# Spidr

* [spidr.rubyforge.org](http://spidr.rubyforge.org/)
* [github.com/postmodern/spidr](http://github.com/postmodern/spidr)
* [github.com/postmodern/spidr/issues](http://github.com/postmodern/spidr/issues)
* [groups.google.com/group/spidr](http://groups.google.com/group/spidr)
* irc.freenode.net #spidr

## Description

Spidr is a versatile Ruby web spidering library that can spider a site,
multiple domains, certain links or infinitely. Spidr is designed to be fast
and easy to use.

## Features

* Follows:
  * a tags.
  * iframe tags.
  * frame tags.
  * Cookie protected links.
  * HTTP 300, 301, 302, 303 and 307 Redirects.
  * HTTP Basic Auth protected links.
* Black-list or white-list URLs based upon:
  * URL scheme.
  * Host name
  * Port number
  * Full link
  * URL extension
* Provides call-backs for:
  * Every visited Page.
  * Every visited URL.
  * Every visited URL that matches a specified pattern.
  * Every origin and destination URI of a link.
  * Every URL that failed to be visited.
* Provides action methods to:
  * Pause spidering.
  * Skip processing of pages.
  * Skip processing of links.
* Restore the spidering queue and history from a previous session.
* Custom User-Agent strings.
* Custom proxy settings.
* HTTPS support.

## Examples

Start spidering from a URL:

    Spidr.start_at('http://tenderlovemaking.com/')

Spider a host:

    Spidr.host('coderrr.wordpress.com')

Spider a site:

    Spidr.site('http://rubyflow.com/')

Spider multiple hosts:

    Spidr.start_at(
      'http://company.com/',
      :hosts => [
        'company.com',
        /host\d\.company\.com/
      ]
    )

Do not spider certain links:

    Spidr.site('http://matasano.com/', :ignore_links => [/log/])

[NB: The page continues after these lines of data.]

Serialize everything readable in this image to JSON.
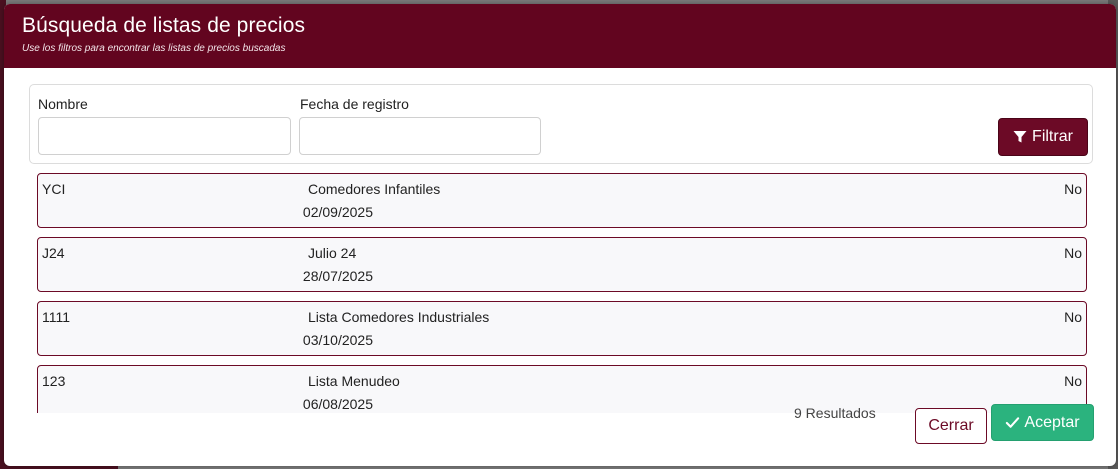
{
  "modal": {
    "title": "Búsqueda de listas de precios",
    "subtitle": "Use los filtros para encontrar las listas de precios buscadas"
  },
  "filters": {
    "name_label": "Nombre",
    "name_value": "",
    "date_label": "Fecha de registro",
    "date_value": "",
    "filter_button": "Filtrar",
    "filter_icon": "funnel-icon"
  },
  "results": [
    {
      "code": "YCI",
      "name": "Comedores Infantiles",
      "date": "02/09/2025",
      "flag": "No"
    },
    {
      "code": "J24",
      "name": "Julio 24",
      "date": "28/07/2025",
      "flag": "No"
    },
    {
      "code": "1111",
      "name": "Lista Comedores Industriales",
      "date": "03/10/2025",
      "flag": "No"
    },
    {
      "code": "123",
      "name": "Lista Menudeo",
      "date": "06/08/2025",
      "flag": "No"
    }
  ],
  "footer": {
    "result_count": "9 Resultados",
    "close_button": "Cerrar",
    "accept_button": "Aceptar",
    "accept_icon": "check-icon"
  },
  "colors": {
    "header": "#62051f",
    "primary_button": "#6c0a26",
    "accept_button": "#2bb37e"
  }
}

Do not spider links on certain ports:

    Spidr.site(
      'http://sketchy.content.com/',
      :ignore_ports => [8000, 8010, 8080]
    )

Print out visited URLs:

    Spidr.site('http://rubyinside.org/') do |spider|
      spider.every_url { |url| puts url }
    end

Build a URL map of a site:

    url_map = Hash.new { |hash,key| hash[key] = [] }

    Spidr.site('http://intranet.com/') do |spider|
      spider.every_link do |origin,dest|
        url_map[dest] << origin
      end
    end

Print out the URLs that could not be requested:

    Spidr.site('http://sketchy.content.com/') do |spider|
      spider.every_failed_url { |url| puts url }
    end

Finds all pages which have broken links:

    url_map = Hash.new { |hash,key| hash[key] = [] }

    spider = Spidr.site('http://intranet.com/') do |spider|
      spider.every_link do |origin,dest|
        url_map[dest] << origin
      end
    end

    spider.failures.each do |url|
      puts "Broken link #{url} found in:"

      url_map[url].each { |page| puts "  #{page}" }
    end

Search HTML and XML pages:

    Spidr.site('http://company.withablog.com/') do |spider|
      spider.every_page do |page|
        puts "[-] #{page.url}"

        page.search('//meta').each do |meta|
          name = (meta.attributes['name'] || meta.attributes['http-equiv'])
          value = meta.attributes['content']

          puts "    #{name} = #{value}"
        end
      end
    end

Print out the titles from every page:

    Spidr.site('http://www.rubypulse.com/') do |spider|
      spider.every_html_page do |page|
        puts page.title
      end
    end

Find what kinds of web servers a host is using, by accessing the headers:

    servers = Set[]

    Spidr.host('generic.company.com') do |spider|
      spider.all_headers do |headers|
        servers << headers['server']
      end
    end

Pause the spider on a forbidden page:

    spider = Spidr.host('overnight.startup.com') do |spider|
      spider.every_forbidden_page do |page|
        spider.pause!
      end
    end

Skip the processing of a page:

    Spidr.host('sketchy.content.com') do |spider|
      spider.every_missing_page do |page|
        spider.skip_page!
      end
    end

Skip the processing of links:

    Spidr.host('sketchy.content.com') do |spider|
      spider.every_url do |url|
        if url.path.split('/').find { |dir| dir.to_i > 1000 }
          spider.skip_link!
        end
      end
    end

## Requirements

* [nokogiri](http://nokogiri.rubyforge.org/) >= 1.3.0

## Install

    $ sudo gem install spidr

## License

See {file:LICENSE.txt} for license information.